Writing best practices to optimize RAG applications
Ivan Cui and Samantha Stuart, Amazon Web Services
July 2025 (document history)
Large language models (LLMs) have revolutionized the field of artificial intelligence with
their remarkable ability to understand and generate human-like text. However, they face a
significant limitation: they can only work with knowledge contained in their training data.
This is where Retrieval Augmented Generation (RAG)

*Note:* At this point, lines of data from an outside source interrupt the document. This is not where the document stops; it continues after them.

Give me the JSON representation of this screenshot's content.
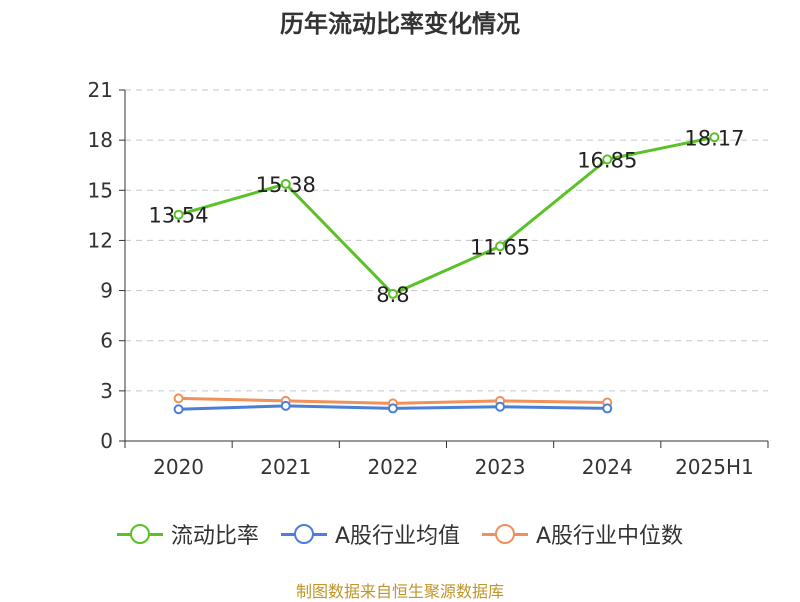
{
  "chart_data": {
    "type": "line",
    "title": "历年流动比率变化情况",
    "categories": [
      "2020",
      "2021",
      "2022",
      "2023",
      "2024",
      "2025H1"
    ],
    "ylim": [
      0,
      21
    ],
    "yticks": [
      "0",
      "3",
      "6",
      "9",
      "12",
      "15",
      "18",
      "21"
    ],
    "grid": true,
    "legend_position": "bottom",
    "series": [
      {
        "name": "流动比率",
        "color": "#5ac127",
        "values": [
          13.54,
          15.38,
          8.8,
          11.65,
          16.85,
          18.17
        ],
        "labels": [
          "13.54",
          "15.38",
          "8.8",
          "11.65",
          "16.85",
          "18.17"
        ]
      },
      {
        "name": "A股行业均值",
        "color": "#4a7fd6",
        "values": [
          1.9,
          2.1,
          1.95,
          2.05,
          1.95,
          null
        ]
      },
      {
        "name": "A股行业中位数",
        "color": "#f0905a",
        "values": [
          2.55,
          2.4,
          2.25,
          2.4,
          2.3,
          null
        ]
      }
    ]
  },
  "source_note": "制图数据来自恒生聚源数据库"
}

How can you optimize content for retrieval in a RAG-based application? This guide provides best practices to help you optimize the formatting and writing style of text-based content in the knowledge base. Optimizing the content enhances the context that helps RAG applications understand task-specific information more accurately. When the system retrieves highly relevant and accurate content, then the quality of the LLM's response improves. Optimizing the context delivery process at a system level is called context engineering, and it forms an essential part of agentic RAG architectures. In agentic RAG, one or more additional LLMs reason and act on intake requests before the RAG execution. This facilitates a multi-step information delivery process. As RAG architectures grow increasingly complex, source content optimization remains the most direct means of delivering clear context to LLMs. These best practices are designed to help you maximize your organization's investment in a RAG application.
Intended audience
This guide is intended for AI engineers, data scientists, data engineers, or software developers who are building LLM applications with one or more RAG components. To understand the concepts and recommendations in this guide, you should be familiar with vector databases and prompts for LLMs.
Objectives
The recommendations in this guide can help you achieve the following:
-
Improve the accuracy and relevancy of responses generated by RAG applications by providing well-structured and semantically rich source documents, optimized for token usage and redundancy.
-
Help RAG applications to better understand domain-specific knowledge and context by providing clear definitions and explanations within source documents.
-
Facilitate easier maintenance and knowledge base updates for RAG applications by adhering to consistent formatting and structuring guidelines across source documents.
-
Improve the scalability of RAG solutions by breaking down large, monolithic documents into smaller, self-contained units that can be efficiently indexed and retrieved.